PD Editorial: Avoiding the nuclear option on pensions

A federal judge handed California cities a powerful new tool to regain control of employee retirement costs: cutting pensions through a bankruptcy filing.|

A federal judge handed California cities a powerful new tool to regain control of employee retirement costs: cutting pensions through a bankruptcy filing.

Call it the nuclear option.

The Cold War label fits because there’s a doomsday element to unleashing this weapon.

Cities can decisively address a threat to their solvency, but bankruptcy damages a city’s reputation, subjects elected officials to questions about their competence and, more important, requires them to relinquish control of their finances.

Public employees currently have the upper hand on pensions, and it’s not unreasonable for them to assume that cities will be reluctant to declare bankruptcy. However, if the unions are wrong, payments to their retired members could be cut (along with promised benefits for active members).

In the case of Stockton, a lawyer for the city said employee retirement benefits could be reduced by 60 percent if the California Public Employees Retirement System were treated as an ordinary creditor. On Oct. 1, U.S. Bankruptcy Judge Christopher Klein ruled that CalPERS is entitled to no special protections.

Klein is due to rule later this month on Stockton’s reorganization plan, which would leave CalPERS whole while paying some other creditors pennies on every dollar owed. Even if he accepts the city’s plan, his ruling matches a bankruptcy judge’s finding in Detroit.

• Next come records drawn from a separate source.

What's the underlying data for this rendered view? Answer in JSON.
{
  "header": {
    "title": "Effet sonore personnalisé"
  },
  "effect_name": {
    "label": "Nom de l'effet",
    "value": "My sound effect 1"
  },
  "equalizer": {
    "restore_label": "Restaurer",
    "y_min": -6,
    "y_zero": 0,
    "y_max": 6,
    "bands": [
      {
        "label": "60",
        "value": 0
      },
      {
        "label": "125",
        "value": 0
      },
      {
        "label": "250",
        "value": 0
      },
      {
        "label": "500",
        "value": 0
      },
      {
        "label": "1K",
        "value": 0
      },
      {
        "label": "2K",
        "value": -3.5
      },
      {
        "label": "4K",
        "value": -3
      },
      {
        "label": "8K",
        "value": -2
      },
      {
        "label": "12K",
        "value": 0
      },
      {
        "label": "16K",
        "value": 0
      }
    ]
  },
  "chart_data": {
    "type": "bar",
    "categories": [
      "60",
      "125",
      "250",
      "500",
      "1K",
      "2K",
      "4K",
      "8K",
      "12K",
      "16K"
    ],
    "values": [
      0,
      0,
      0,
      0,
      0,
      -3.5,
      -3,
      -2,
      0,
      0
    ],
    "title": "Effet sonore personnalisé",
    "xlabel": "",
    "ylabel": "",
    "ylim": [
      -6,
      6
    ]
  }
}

No one wins if retired workers lose some or all of their pension benefits in a bankruptcy cram down.

But citizens already are losing out on routine services as streetlights are turned off and roads go unrepaired because of the spiraling costs of employee retirement benefits.

California has taken some steps to control those costs, with many cities negotiating a second, lower tier. A state law enacted in 2013 established new caps on retirement formulas, effectively creating a third tier for many agencies. In each case, however, the lesser benefits apply only to new employees.

For people hired before 2013, enhanced benefits are worth up to 80 or 90 percent of salary, beginning as young as 50 or 55 years old. Many of these employees are contributing more toward their pensions, but taxpayer costs are still climbing due to huge unfunded liabilities, the high cost of those generous benefits and CalPERS’ steep investment losses during the Great Recession.

Until now, those benefits have been treated as inviolable.

The courts have interpreted California’s constitution to prohibit any reduction in accrual formulas for public employee pensions. Unions declared war on an initiative that would subject future benefits to collective bargaining, and that measure is tied up in court.

Klein’s ruling puts not only present and future benefits in play, it opens the door to cutting payments to existing retirees.

Let that be an incentive for all sides to seek an agreement on a new system that would safeguard benefits that already have been earned by present and former employees while allowing for reductions going forward. The money that’s saved would be available for public services and other present expenses, including salaries and health benefits for public employees.

During the Cold War, sober-minded negotiations helped prevent a war that no one wanted and no one could win. Now is the time to bring that approach to public employee pensions.